Alzheimer's disease (AD), also known as senile dementia is a neurodegenerative disorder. The AD brain is characterized by increased production and accumulation of the neurotoxic amyloid beta (Abeta) peptide. Abeta production is a result of proteolytic processing of amyloid precursor protein (APP) by beta and gamma-secretases. Mutations at the beta and gamma-secretase cleavage site of APP promote increased levels of Abeta. We used the familial Alzheimer's disease (FAD), TgCRND8 mice for our study. The TgCRND8 mouse expresses the mutant APP protein leading to plaque deposits within 3 months of age. Both, Wnt and Transforming growth factor (TGF)-beta1 signaling have been shown to be involved in AD progression. However, the mechanisms underlying the role of these pathways in AD are undefined. Western blotting and Immunohistochemistry showed that there was an increase in TGF-beta1, Smad7 and beta-catenin expression in TgCRND8 FAD samples relative to their controls. Immunostaining and immunoprecipitation of TgCRND8 brain samples showed increased nuclear co-localization, and interaction, respectively between Smad7 and beta-catenin. Increased DNA binding activity was observed in TgCRND8 using the TCF/LEF binding site.

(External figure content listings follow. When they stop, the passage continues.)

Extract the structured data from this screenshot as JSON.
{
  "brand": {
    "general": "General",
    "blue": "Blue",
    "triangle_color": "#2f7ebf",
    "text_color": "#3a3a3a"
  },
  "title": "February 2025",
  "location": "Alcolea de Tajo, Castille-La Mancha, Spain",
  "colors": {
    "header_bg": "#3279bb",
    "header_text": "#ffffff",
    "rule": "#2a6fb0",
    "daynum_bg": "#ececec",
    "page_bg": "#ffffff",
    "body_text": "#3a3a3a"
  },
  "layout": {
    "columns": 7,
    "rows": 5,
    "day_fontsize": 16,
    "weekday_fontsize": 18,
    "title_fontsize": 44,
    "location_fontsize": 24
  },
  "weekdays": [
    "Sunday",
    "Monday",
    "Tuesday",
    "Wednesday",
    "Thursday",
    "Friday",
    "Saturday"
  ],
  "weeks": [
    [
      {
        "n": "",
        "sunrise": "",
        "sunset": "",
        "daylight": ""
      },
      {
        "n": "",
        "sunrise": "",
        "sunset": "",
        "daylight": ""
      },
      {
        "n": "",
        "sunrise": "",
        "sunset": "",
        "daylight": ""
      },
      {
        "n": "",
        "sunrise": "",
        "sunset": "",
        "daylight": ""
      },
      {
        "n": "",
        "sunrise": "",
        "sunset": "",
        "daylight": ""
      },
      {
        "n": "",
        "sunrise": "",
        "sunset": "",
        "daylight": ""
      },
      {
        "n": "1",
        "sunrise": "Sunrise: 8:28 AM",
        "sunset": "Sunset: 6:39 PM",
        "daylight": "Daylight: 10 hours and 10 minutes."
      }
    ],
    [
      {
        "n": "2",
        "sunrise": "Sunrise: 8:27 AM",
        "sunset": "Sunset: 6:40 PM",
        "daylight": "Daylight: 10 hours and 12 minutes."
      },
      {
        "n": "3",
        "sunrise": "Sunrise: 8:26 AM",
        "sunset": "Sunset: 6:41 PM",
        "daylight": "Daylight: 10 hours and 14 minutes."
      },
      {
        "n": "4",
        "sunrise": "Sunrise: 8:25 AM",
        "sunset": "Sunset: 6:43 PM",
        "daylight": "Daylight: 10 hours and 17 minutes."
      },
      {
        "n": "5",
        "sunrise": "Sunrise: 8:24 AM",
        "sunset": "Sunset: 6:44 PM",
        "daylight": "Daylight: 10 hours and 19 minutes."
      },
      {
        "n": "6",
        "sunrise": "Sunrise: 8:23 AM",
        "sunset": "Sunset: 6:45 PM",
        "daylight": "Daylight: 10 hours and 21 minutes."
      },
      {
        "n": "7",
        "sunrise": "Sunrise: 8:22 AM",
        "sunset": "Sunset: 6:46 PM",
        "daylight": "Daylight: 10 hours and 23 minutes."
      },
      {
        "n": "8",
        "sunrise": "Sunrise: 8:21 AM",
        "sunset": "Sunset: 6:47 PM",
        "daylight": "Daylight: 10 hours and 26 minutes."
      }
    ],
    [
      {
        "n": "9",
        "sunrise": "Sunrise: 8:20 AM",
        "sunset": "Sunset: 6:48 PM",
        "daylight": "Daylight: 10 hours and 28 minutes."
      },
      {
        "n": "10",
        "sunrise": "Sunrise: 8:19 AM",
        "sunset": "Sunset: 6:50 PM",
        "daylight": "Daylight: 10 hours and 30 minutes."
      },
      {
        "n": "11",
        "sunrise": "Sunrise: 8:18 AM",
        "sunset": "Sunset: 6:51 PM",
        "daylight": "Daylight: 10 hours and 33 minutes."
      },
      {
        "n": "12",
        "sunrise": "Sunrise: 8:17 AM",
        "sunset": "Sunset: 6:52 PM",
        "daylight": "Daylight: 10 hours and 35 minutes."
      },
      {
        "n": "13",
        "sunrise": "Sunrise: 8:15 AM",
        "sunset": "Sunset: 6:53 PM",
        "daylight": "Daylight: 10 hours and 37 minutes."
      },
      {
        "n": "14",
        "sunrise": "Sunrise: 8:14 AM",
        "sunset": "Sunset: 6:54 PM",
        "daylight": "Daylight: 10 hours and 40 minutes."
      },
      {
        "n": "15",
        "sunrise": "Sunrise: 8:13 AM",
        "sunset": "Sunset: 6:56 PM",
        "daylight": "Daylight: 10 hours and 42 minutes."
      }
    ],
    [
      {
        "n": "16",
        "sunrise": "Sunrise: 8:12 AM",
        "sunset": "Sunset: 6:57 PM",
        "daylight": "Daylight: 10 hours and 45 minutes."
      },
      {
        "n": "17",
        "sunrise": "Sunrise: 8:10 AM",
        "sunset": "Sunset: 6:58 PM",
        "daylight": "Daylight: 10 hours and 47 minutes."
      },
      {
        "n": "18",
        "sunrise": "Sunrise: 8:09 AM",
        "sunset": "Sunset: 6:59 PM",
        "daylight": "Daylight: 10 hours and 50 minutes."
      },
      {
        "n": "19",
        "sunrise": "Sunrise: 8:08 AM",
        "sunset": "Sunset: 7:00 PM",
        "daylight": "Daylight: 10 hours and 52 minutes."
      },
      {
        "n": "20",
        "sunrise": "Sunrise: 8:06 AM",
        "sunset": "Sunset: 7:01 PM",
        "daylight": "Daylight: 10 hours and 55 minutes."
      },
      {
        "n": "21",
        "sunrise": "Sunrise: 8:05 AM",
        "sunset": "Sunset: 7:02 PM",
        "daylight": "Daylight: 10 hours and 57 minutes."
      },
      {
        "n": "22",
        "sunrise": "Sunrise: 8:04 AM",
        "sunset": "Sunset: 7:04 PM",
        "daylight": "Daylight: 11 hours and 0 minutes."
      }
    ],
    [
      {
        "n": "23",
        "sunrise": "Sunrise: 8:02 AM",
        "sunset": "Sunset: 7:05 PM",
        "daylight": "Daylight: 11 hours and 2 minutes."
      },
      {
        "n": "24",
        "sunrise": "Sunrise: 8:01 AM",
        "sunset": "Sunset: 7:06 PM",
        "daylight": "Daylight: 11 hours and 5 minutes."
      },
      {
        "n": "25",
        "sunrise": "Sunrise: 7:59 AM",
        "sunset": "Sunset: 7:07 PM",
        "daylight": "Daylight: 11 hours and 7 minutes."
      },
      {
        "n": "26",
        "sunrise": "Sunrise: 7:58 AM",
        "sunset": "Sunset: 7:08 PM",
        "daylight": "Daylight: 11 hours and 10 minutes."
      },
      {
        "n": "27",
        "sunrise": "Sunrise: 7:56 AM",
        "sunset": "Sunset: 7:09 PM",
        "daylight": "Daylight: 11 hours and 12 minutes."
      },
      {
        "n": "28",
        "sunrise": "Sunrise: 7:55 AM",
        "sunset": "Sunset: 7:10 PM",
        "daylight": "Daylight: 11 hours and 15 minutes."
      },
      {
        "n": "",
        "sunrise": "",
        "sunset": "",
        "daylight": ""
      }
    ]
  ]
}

Nuclear co-localization of Smad7 and beta-catenin in TgCRND8 mice was associated with an increase in neuronal apoptosis, which was determined by the TUNEL assay. TGF-beta1 enhanced neuronal apoptosis in vitro by promoting Smad7 and beta-catenin interaction. Reduced Smad7 and beta-catenin expression by siRNA treatment lowered TGF-beta1 induced apoptosis. Interestingly, Abeta mediated an increase in TGF-beta1 expression. We also found that Smad7 and beta-catenin interaction due to TGF-beta1 treatment promoted the overexpression of c-myc, a pro-apoptotic protein. Thus, increased levels of TGF-beta1 are associated with neurodegeneration in AD, promoting the interaction between Smad7, beta-catenin and LEF-1, and accumulation in the nucleus. As a result, a target of Wnt signaling, c-myc is expressed promoting neuronal apoptosis.